A newly recorded trust deed a. conveys the entire estate to the grantee. b. always allows a deficiency judgement. c. establishes a voluntary lien. d. conveys title superior to a quitclaim deed.

C

One of the major differences between a regular mortgage and a deed of trust is a. a mortgage hypothecates personal property. b. a deed of trust must be recorded. c. the redemption period allowed. d. there is no difference.

C

The trustee of a deed of trust a. may be the beneficiary. b. may bid at the foreclosure sale. c. has naked title. d. always knows of his appointment.

C

Under a deed of trust, reconveyance is issued by the a. beneficiary. b. trustor. c. trustee. d. borrower.

C

Upon payment of the debt secured by a deed of trust, the a. trustor issues a deed for reconveyance. b. grant deed is issued to the trustee. c. trustee issues a release deed for reconveyance. d. trustor now has equitable title.

C

Who must sign the reconveyance of a deed of trust? a.
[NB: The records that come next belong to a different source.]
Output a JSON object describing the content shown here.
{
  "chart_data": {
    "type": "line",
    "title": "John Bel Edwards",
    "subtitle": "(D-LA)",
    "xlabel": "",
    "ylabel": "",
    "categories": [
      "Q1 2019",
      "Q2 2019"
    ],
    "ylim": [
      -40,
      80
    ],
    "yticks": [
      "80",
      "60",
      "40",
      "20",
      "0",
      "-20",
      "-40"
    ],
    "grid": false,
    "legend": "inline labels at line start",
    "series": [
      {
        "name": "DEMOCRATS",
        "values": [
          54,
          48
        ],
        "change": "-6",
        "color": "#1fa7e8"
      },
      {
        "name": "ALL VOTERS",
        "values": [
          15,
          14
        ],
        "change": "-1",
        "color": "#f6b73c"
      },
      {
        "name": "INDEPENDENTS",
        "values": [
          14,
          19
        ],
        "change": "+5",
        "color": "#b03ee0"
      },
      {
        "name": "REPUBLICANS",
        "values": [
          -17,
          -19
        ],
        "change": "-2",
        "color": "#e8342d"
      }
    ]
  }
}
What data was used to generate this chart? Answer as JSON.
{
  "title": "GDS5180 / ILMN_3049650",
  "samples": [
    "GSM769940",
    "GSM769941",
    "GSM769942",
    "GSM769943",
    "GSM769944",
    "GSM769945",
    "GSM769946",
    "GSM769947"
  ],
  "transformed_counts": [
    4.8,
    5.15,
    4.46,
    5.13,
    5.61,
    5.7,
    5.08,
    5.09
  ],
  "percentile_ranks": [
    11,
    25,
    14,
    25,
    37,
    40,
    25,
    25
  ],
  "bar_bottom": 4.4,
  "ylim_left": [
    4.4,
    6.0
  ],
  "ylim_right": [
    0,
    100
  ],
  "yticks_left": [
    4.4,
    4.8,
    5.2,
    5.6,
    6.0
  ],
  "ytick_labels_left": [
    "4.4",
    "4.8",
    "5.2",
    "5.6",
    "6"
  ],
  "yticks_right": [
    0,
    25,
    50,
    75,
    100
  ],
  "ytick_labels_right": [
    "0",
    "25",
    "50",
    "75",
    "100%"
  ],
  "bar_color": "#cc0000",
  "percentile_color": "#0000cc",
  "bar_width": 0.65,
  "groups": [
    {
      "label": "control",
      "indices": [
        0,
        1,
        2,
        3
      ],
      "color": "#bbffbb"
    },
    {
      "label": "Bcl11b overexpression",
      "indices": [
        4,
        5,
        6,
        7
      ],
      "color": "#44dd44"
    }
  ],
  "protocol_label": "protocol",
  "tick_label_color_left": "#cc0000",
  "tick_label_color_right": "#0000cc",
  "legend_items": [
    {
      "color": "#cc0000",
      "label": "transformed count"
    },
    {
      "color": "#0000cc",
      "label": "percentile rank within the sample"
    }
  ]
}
Beneficiary b. Trustor c. Trustee d. Grantee

C

The instrument which conveys naked title to a trustee is the a. notice of default. b. reconveyance deed. c. guardian's deed. d. trust deed.

D

When a debt secured by a deed of trust is paid off, naked legal title reverts to the borrower from the a. mortgagee. b. trustor. c. beneficiary. d. trustee.

D

With regard to a deed of trust, the trustee a. can be the beneficiary. b. receives recorded title. c. receives equitable title. d. receives naked title.